Sunday, 06 November 2016 17:19

Schizophrenia: Cause Study with Imaging Techniques Featured

In cooperation with the University of Philadelphia, researchers from the Medical Faculty of Mannheim have investigated the influence of a disturbed NMDA signaling pathway on the formation of schizophrenia. For that purpose they use the functional Magnetic Resonance Tomography (fMRI).

It is assumed that during the development of schizophrenia the interaction between different brain regions is impaired and, that this impairment of the glutamate receptor signal pathway (NMDA receptor) plays a role. Since the neurobiological mechanisms still not exactly known, the research team examined schizophrenia patients, their relatives and healthy volunteers. They gave them tasks that occupied the work memory and recorded the different interacting brain regions with the fMRI to compare these records.

From the investigations they developed different images of network flexibility. They could observe that in patients were less stable networks than in healthy volunteers. The scientists were able to recognized that the network flexibility was not caused externally by e.g. a side-effect from a drug treatment of schizophrenia, but was genetically caused because the network flexibility was also impaired in patients´ relatives, though more modestly. In network stability was located between that of the patients and the healthy probands as the relatives carried risk genes only on an allele, which were blamed for it.

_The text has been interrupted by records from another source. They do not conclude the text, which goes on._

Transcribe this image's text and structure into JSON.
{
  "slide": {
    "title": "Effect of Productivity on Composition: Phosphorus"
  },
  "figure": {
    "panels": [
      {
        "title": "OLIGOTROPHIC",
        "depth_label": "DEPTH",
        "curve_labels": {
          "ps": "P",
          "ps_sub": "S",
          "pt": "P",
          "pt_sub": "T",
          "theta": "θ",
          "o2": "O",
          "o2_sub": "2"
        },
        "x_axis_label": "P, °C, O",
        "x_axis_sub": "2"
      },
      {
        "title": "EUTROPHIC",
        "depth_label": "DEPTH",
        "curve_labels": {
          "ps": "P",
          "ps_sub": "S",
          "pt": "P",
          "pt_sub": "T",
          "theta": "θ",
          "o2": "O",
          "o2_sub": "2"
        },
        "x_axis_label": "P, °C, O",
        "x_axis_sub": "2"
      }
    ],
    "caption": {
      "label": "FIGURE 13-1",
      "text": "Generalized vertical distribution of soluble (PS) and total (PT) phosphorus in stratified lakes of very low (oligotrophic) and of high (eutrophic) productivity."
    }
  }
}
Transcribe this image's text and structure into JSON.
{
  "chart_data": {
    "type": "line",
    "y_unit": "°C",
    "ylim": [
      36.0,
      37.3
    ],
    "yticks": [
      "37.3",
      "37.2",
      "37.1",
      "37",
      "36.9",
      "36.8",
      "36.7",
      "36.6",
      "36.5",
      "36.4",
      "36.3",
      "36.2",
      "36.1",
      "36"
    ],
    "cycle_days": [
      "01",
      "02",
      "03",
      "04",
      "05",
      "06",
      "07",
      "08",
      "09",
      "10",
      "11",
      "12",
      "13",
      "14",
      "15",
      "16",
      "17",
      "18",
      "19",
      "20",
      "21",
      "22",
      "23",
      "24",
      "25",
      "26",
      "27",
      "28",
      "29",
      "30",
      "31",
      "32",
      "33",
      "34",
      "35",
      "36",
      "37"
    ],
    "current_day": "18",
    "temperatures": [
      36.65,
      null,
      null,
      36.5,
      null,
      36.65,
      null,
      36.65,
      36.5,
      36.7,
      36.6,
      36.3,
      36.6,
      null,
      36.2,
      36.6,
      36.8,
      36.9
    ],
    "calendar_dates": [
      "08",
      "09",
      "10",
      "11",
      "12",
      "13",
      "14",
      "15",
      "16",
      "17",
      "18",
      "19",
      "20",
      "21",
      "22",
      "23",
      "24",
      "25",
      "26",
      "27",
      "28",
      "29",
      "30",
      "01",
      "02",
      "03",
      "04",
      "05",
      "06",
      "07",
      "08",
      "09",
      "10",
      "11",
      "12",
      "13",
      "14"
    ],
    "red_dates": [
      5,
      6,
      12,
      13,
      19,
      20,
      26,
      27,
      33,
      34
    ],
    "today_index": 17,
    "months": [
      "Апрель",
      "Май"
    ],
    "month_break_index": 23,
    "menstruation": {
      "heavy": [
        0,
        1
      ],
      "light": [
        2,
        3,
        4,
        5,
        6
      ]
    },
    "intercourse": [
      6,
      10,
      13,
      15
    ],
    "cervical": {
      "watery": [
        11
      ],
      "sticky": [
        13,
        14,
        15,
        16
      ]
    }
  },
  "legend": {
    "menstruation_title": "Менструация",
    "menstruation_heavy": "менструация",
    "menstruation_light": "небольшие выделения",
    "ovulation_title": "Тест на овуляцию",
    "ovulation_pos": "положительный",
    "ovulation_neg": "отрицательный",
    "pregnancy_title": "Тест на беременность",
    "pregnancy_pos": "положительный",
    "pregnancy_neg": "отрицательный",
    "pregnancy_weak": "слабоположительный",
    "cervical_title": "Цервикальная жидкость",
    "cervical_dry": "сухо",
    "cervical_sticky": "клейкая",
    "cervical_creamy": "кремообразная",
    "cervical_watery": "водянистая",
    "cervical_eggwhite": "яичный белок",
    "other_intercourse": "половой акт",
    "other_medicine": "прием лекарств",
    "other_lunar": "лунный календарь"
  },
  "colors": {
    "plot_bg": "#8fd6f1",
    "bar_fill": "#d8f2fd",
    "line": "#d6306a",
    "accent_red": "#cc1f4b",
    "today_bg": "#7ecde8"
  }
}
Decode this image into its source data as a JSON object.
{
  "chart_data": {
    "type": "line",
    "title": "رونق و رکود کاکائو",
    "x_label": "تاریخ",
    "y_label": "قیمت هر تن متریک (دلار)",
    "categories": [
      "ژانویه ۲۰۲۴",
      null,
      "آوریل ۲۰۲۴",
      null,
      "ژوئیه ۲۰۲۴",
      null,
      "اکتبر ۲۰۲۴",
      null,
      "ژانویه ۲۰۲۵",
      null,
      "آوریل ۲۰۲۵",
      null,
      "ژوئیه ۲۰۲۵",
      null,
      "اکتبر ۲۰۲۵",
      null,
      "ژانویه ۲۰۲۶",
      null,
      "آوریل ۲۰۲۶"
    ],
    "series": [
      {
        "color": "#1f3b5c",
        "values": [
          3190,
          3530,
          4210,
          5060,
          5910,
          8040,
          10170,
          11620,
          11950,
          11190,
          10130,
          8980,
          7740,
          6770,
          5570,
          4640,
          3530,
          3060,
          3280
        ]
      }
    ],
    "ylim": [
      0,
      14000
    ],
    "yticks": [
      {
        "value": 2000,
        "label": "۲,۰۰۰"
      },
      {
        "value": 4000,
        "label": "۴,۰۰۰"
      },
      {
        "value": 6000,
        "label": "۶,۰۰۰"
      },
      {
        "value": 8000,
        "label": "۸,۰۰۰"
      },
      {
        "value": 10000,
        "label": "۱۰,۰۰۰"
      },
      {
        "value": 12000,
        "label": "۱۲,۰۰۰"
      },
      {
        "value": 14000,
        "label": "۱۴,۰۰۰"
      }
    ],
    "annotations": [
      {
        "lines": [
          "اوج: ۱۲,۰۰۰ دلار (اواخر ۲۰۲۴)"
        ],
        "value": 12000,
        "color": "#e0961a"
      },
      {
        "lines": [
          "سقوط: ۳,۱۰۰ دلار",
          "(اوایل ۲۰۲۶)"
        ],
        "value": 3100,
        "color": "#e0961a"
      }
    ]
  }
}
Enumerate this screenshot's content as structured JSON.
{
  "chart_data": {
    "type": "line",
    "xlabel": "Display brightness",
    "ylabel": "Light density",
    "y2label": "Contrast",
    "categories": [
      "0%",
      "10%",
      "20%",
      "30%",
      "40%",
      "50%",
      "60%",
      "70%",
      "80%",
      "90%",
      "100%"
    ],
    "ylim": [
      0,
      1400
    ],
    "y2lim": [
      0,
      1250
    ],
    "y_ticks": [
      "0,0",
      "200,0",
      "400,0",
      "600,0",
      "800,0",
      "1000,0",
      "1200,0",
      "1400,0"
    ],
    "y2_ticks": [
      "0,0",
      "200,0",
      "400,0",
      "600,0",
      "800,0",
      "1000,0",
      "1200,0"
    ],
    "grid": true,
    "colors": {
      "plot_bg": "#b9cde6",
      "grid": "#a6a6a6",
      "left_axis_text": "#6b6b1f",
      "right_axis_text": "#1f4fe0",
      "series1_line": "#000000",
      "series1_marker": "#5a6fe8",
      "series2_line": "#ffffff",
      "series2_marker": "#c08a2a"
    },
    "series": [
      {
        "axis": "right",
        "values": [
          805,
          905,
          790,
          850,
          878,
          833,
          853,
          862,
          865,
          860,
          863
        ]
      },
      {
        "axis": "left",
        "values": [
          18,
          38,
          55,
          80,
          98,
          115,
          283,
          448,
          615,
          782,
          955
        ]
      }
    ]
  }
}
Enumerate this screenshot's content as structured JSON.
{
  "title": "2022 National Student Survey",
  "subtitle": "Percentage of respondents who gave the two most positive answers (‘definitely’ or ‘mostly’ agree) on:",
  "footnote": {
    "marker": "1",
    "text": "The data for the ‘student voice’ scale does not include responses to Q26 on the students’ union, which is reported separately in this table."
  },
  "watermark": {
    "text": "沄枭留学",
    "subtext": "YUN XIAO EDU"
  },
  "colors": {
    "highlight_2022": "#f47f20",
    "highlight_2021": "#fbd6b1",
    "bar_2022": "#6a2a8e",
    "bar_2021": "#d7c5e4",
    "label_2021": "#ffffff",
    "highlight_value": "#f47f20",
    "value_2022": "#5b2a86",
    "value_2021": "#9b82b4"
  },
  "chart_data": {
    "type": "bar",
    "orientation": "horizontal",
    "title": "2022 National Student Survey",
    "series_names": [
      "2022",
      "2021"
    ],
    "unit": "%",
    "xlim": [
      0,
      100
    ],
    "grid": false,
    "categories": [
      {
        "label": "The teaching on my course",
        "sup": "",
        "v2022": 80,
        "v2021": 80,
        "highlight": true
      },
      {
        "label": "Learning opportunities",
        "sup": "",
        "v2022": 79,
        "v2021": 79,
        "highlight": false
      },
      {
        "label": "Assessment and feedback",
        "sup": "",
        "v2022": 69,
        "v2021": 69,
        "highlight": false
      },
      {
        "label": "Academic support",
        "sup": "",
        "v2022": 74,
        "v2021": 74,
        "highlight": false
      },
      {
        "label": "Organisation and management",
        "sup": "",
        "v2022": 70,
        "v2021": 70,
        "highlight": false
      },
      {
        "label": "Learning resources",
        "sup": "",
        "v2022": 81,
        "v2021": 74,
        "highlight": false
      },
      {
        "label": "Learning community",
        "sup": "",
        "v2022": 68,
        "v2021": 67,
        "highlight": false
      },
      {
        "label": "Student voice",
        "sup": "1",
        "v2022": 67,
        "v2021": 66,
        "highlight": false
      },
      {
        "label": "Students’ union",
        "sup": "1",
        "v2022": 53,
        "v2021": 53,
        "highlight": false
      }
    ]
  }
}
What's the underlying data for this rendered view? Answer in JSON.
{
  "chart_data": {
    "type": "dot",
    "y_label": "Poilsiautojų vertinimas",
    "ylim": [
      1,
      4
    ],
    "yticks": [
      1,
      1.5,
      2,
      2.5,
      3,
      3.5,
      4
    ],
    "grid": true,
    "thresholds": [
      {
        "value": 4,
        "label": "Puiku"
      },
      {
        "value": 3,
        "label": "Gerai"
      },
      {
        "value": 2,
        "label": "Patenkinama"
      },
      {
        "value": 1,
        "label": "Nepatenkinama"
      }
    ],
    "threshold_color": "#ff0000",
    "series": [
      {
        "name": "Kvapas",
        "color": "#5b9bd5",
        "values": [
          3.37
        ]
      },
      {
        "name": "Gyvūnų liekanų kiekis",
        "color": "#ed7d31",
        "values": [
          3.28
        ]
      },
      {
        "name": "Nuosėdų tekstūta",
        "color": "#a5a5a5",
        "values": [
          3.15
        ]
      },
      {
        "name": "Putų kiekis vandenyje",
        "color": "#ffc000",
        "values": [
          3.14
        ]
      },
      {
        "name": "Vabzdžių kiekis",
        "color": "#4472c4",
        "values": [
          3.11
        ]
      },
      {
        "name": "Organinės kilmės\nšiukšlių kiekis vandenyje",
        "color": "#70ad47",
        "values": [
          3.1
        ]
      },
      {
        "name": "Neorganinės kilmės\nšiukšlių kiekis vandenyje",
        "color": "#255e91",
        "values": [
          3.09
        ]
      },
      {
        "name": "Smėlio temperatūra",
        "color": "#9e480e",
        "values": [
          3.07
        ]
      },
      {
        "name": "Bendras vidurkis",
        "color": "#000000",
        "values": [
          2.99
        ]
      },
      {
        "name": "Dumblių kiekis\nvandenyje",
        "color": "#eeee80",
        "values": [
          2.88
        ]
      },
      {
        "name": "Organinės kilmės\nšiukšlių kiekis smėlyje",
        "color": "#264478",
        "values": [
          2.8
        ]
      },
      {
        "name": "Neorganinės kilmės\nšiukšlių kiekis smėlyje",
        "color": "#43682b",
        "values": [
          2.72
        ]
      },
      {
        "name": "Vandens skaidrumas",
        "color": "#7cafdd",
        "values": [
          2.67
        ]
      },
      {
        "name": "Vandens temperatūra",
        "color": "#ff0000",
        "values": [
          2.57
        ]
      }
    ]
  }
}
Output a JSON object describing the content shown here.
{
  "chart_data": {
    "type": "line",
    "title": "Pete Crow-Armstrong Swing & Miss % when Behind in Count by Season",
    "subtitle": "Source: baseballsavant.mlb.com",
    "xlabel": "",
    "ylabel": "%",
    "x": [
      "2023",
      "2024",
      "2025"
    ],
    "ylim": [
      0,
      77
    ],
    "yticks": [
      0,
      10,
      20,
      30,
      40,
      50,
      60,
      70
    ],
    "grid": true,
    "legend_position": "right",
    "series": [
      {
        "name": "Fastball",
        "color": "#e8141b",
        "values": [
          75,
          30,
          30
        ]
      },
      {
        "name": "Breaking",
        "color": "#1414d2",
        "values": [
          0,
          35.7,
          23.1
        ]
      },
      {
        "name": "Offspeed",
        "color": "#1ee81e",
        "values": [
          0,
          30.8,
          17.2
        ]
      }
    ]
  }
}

The researchers confirmed that exactly this signaling pathway led to the unstable network flexibility by a treatment of healthy subjects with dextrometorphan inhibitinf the NMDA signal pathway. After treament they were able so see that the network flexibility was subsequently decreased.

The study provides an important contribution to the understanding of neuronal dynamics by glutamateric signals at the synapses. It can help to provide meaningful targets for the development of new therapies, according to the medical director of the Clinic for Psychiatry and Psychotherapy at the University of Mannheim, Prof. Meyer-Lindenberg, in a press release.

Original publication:
Urs Braun, Axel Schäfer, Danielle S. Bassett et al. (2016): Dynamic brain network reconfiguration as a potential schizophrenia genetic risk Mechanism modulated by NMDA receptor function. PNAS 113/44: 12568-12573.